La Yamanote-sen, pour l’anecdote, c'est la ligne de train
qui circule en boucle et relie tous les grands axes du centre de la capitale
nippone.
21h00 :
Une fois arrivé en
gare de Shimbashi, je cherche parmi les milliers de néons ceux qui me
permettront de passer une nuit au chaud. Bingo! Il y a au moins trois Capsule
Hotels dans la même rue !
Je choisis donc le
premier, qui me semble le plus chic. Il faut dire que la publicité vendant ses
mérites est aguicheuse: « Notre établissement vous propose de passer une nuit
dans une ambiance provençale ! ».
« Provençale? Comme le Ratatouille Burger des Mac Do
japonais ? » pensais-je avec un certain cynisme (voir Japan Vibes #8) .
Qu’importe, il fait
froid dehors, je pénètre à l’intérieur. Les prix détaillés sont affichés à la
réception : 4000 yens la nuit... C'est plus onéreux que je ne l'avais imaginé !

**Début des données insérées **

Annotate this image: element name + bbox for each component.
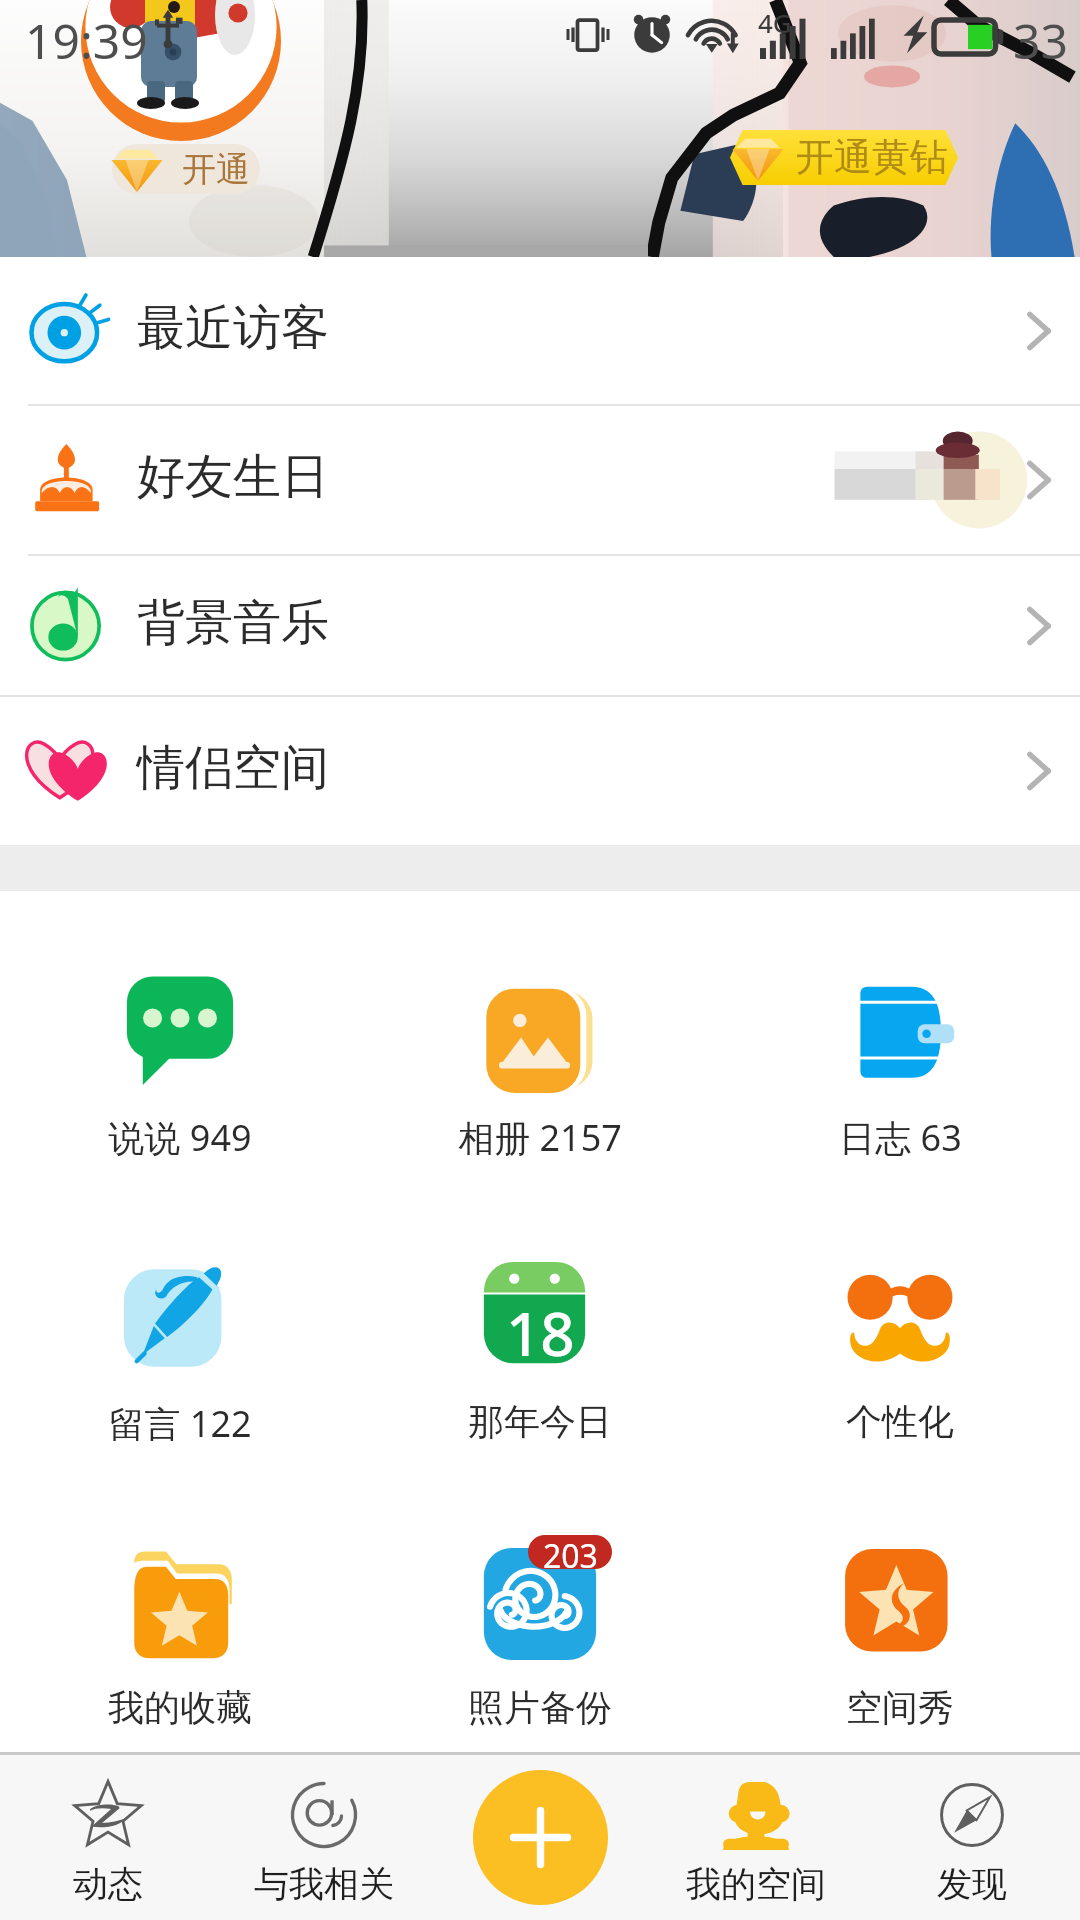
button[interactable]: 开通 — [112, 144, 260, 194]
staticText: 我的空间 — [686, 1862, 826, 1906]
staticText: 18 — [506, 1292, 575, 1374]
button[interactable]: 空间秀 — [720, 1465, 1080, 1751]
button[interactable]: 我的空间 — [648, 1755, 864, 1920]
button[interactable]: 开通黄钻 — [730, 130, 958, 185]
staticText: 动态 — [73, 1862, 143, 1906]
staticText: 33 — [1013, 8, 1068, 73]
button[interactable]: 我的收藏 — [0, 1465, 360, 1751]
button[interactable]: 动态 — [0, 1755, 216, 1920]
staticText: 相册 2157 — [458, 1113, 622, 1162]
button[interactable]: 好友生日 — [0, 406, 1080, 556]
button[interactable]: Avatar — [81, 0, 281, 141]
button[interactable]: 18 — [360, 1179, 720, 1465]
staticText: 开通黄钻 — [796, 133, 948, 181]
staticText: 日志 63 — [839, 1113, 962, 1162]
staticText: 我的收藏 — [108, 1685, 252, 1730]
staticText: 那年今日 — [468, 1399, 612, 1444]
button[interactable]: 情侣空间 — [0, 697, 1080, 845]
staticText: 203 — [543, 1535, 598, 1568]
button[interactable]: 发现 — [864, 1755, 1080, 1920]
button[interactable]: 说说 949 — [0, 891, 360, 1179]
button[interactable]: 个性化 — [720, 1179, 1080, 1465]
staticText: 说说 949 — [108, 1113, 252, 1162]
staticText: 4G — [758, 5, 792, 40]
staticText: 背景音乐 — [137, 593, 329, 653]
staticText: 发现 — [937, 1862, 1007, 1906]
button[interactable]: 发表 — [473, 1770, 608, 1905]
button[interactable]: 相册 2157 — [360, 891, 720, 1179]
button[interactable]: 背景音乐 — [0, 556, 1080, 697]
staticText: 空间秀 — [846, 1685, 954, 1730]
button[interactable]: 日志 63 — [720, 891, 1080, 1179]
staticText: 个性化 — [846, 1399, 954, 1444]
button[interactable]: 与我相关 — [216, 1755, 432, 1920]
staticText: 情侣空间 — [137, 738, 329, 798]
button[interactable]: 203 — [360, 1465, 720, 1751]
staticText: 留言 122 — [108, 1399, 252, 1448]
button[interactable]: 留言 122 — [0, 1179, 360, 1465]
staticText: 好友生日 — [137, 447, 329, 507]
staticText: 最近访客 — [137, 298, 329, 358]
staticText: 19:39 — [25, 8, 148, 73]
button[interactable]: 最近访客 — [0, 257, 1080, 406]
staticText: 开通 — [182, 148, 250, 191]
staticText: 照片备份 — [468, 1685, 612, 1730]
staticText: 与我相关 — [254, 1862, 394, 1906]
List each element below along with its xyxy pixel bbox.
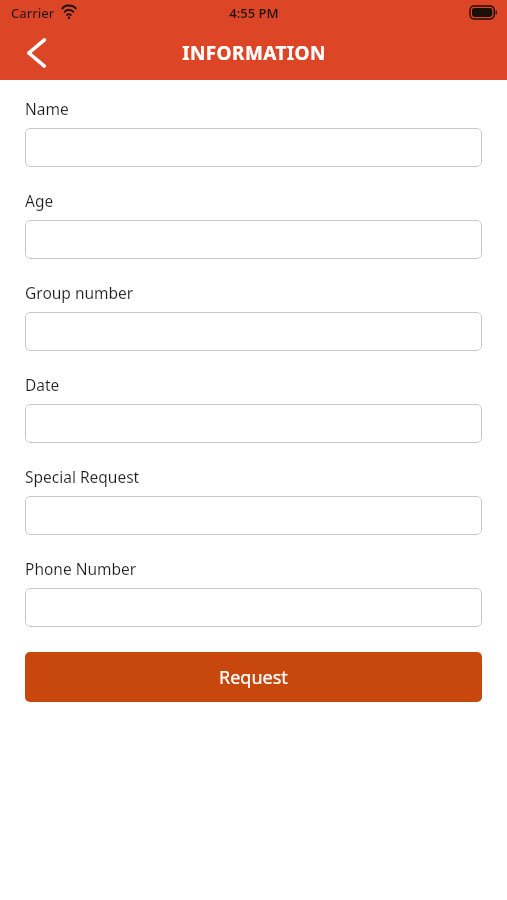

On m'avait plutôt parlé de tarifs avoisinant les 2500-3000 yens...
Je me console
cependant en imaginant ma cabine diffusant des senteurs de lavande, un
distributeur automatique de soupe bouillabaisse et un réveil composé des plus
jolis bruits de la garrigue...
Je paie d'avance et
le réceptionniste me remet une petite clé pour ouvrir et fermer le casier qui
me permettra de ranger mes effets personnels. Ma « chambre » est le tombeau
numéro 203... En déposant mes affaires de valeur dans mon casier, je remarque
qu'un pyjama, qu'une serviette de bain, que des sandales légères ainsi qu'un
petit kit de toilette m'attendent. Ça fait plaisir ! Surtout que dans la
précipitation du départ, je réalise que j'ai oublié ma brosse à dents.
Je monte à l'étage et
en arrivant, quelle surprise ! Je découvre une pièce grande comme ma chambre
française mais dans laquelle une infrastructure digne de nos amies les abeilles
permet de loger au bas mot une dizaine de personnes !
Je m'y attendais,
certes, mais ça fait toujours un choc lorsque vous n’êtes habitué qu’aux hôtels
5 étoiles (c'est pas vrai non plus, mais bon...).
Ma cabine, 100%
plastique, n'est en réalité composée que d’un matelas de 10 cm d'épaisseur,
d’une couverture épaisse et de draps propres. Tout cela n'a absolument rien de
provençal mais allez savoir pourquoi, je m'y attendais un peu (l'expérience du
ratatouille burger, a fait de moi un expert de la « Provence » au Japon).
Au niveau des
équipements, ça donne à peu près ça : un renfoncement sur l'une des parois de
ma suite royale me sert de table de nuit. Un tableau de bord futuriste me
permet aussi de contrôler la climatisation, la lumière, la radio, le réveil
ainsi que la télévision !
On se croirait dans
un lit de la fusée de Tintin, mais sans les poils de Milou.
Les dimensions de la
cabine ? Eh bien je ne vous surprendrai pas en vous annonçant que Shaquile
O'neal y verrait certainement quelque chose à redire, puisque que ma paillasse
ne mesure que 200 cm de long sur 95 cm de large.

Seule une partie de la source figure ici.